Total Taib family US property holdings are estimated by the Sarawak Report as at least US$80 million. In London, Ridgeford Properties, controlled by the Taibs, owns 210,000 square ft of prime property, which included 66 flats and four penthouses sold between £1,000 and £1,200 per square foot – giving a total value of well over £210 million (US$324.5 million. The second phase of the project, which is due to be completed in 2012, will consist of another 60 flats for sale, making it almost as lucrative as stage one. There are additional properties in Australia, and untold wealth in Sarawak itself.
The allegations have impelled Taib to say he would step down as chief minister after the elections although many observers believe he will rescind that promise if the Barisan does well. Despite the allegations that the chief minister and his family have been looting the state for three decades, the Barisan Nasional, headed by Prime Minister Najib Tun Razak, has made no move to usher him out the door earlier, or to bring the Malaysian Anti-Corruption Agency to bear to charge him with accruing u nexpained wealth.

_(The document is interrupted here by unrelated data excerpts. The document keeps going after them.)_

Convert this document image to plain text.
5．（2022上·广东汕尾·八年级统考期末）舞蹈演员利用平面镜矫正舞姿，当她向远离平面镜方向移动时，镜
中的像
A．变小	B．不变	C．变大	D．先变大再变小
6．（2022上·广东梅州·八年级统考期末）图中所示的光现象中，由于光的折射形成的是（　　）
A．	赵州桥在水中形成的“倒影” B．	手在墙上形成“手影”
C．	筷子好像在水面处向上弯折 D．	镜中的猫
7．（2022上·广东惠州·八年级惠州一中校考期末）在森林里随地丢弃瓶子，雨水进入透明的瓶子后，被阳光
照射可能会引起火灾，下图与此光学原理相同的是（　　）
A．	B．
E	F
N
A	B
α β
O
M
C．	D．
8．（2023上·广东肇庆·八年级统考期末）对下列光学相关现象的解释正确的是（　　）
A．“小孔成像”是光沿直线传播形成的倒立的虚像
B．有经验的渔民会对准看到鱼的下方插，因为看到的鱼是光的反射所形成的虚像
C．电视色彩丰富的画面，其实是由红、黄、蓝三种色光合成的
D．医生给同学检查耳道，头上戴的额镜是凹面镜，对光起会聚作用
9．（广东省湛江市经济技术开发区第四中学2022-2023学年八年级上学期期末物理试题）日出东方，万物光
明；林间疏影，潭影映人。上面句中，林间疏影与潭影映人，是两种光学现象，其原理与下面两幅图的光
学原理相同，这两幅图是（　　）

In fact, when the widowed Taib remarried a 29-year-old Syrian woman in December, Najib and his wife, Rosmah Mansor, turned up at the wedding reception in Kuching along with 500 other people, many of them dignitaries.
Given the level of scandal and the fact that Taib's government has wrecked much of Sarawak environmentally to take out timber, it ought to be possible for the Pakatan Rakyat, the opposition coalition headed by Anwar Ibrahim, to make serious inroads in the state. But most observers believe it is unlikely. Taib's Parti Pesaka Bumiputersa Bersatu maintains its strong majority in the state parliament through a stranglehold on the large rural vote among the myriad native tribes in the state.
Chinese dominate Sarawak's few cities. And while they have lately voted with the opposition Democratic Action Party, they are considerably outnumbered electorally. In addition, most recently, the opposition has been beset by infighting, with two opposition parties — the Sarawak National Party and Anwar's own Parti Keadilan Rakyat — apparently at odds over apportionment of candidate seat allocations. Edwin Dundang, the president of SNAP, as the Sarawak party is known, charged that Parti Keadilan "greedy" in seeking to increase its constituencies in Sarawak. That has raised the spectacle that the two opposition parties will be competing for the same seats.
In addition, the Barisan Nasional, which holds considerable electoral firepower through its ability to marshal resources such as transporting voters to the polls as well as delivering sudden spates of construction in critical districts.
Star power goes on display on both sides, with ministers and civil service officials and top opposition figures as well suddenly appear in the deepest reaches of Sarawakian jungle. "Instant noodle projects" for schools, roads, bridges and clinics suddenly spring into being. Taib in particular in the past has always shown a remarkable ability to produce the electorate to keep the Barisan in charge.
"Pakatan really needs to win by at least denting Taib's two-thirds majority there. As usual, Kuching, Sibu – the cities with predominant Chinese populations – may go to the DAP, but the rural populations may stay with the Barisan," an UMNO source told Asia Sentinel.
"Personally I think the Barisan will win big in Sarawak if recent trends are anything to go by but having said that, the discontent with Taib as chief minister may be widespread enough, and the people may just collectively feel the same way to be shown on election day. But whatever it is, the Pakatan really needs to win as a huge loss means the op[position is just one step away from annihilation in Peninsular Malaysia as well."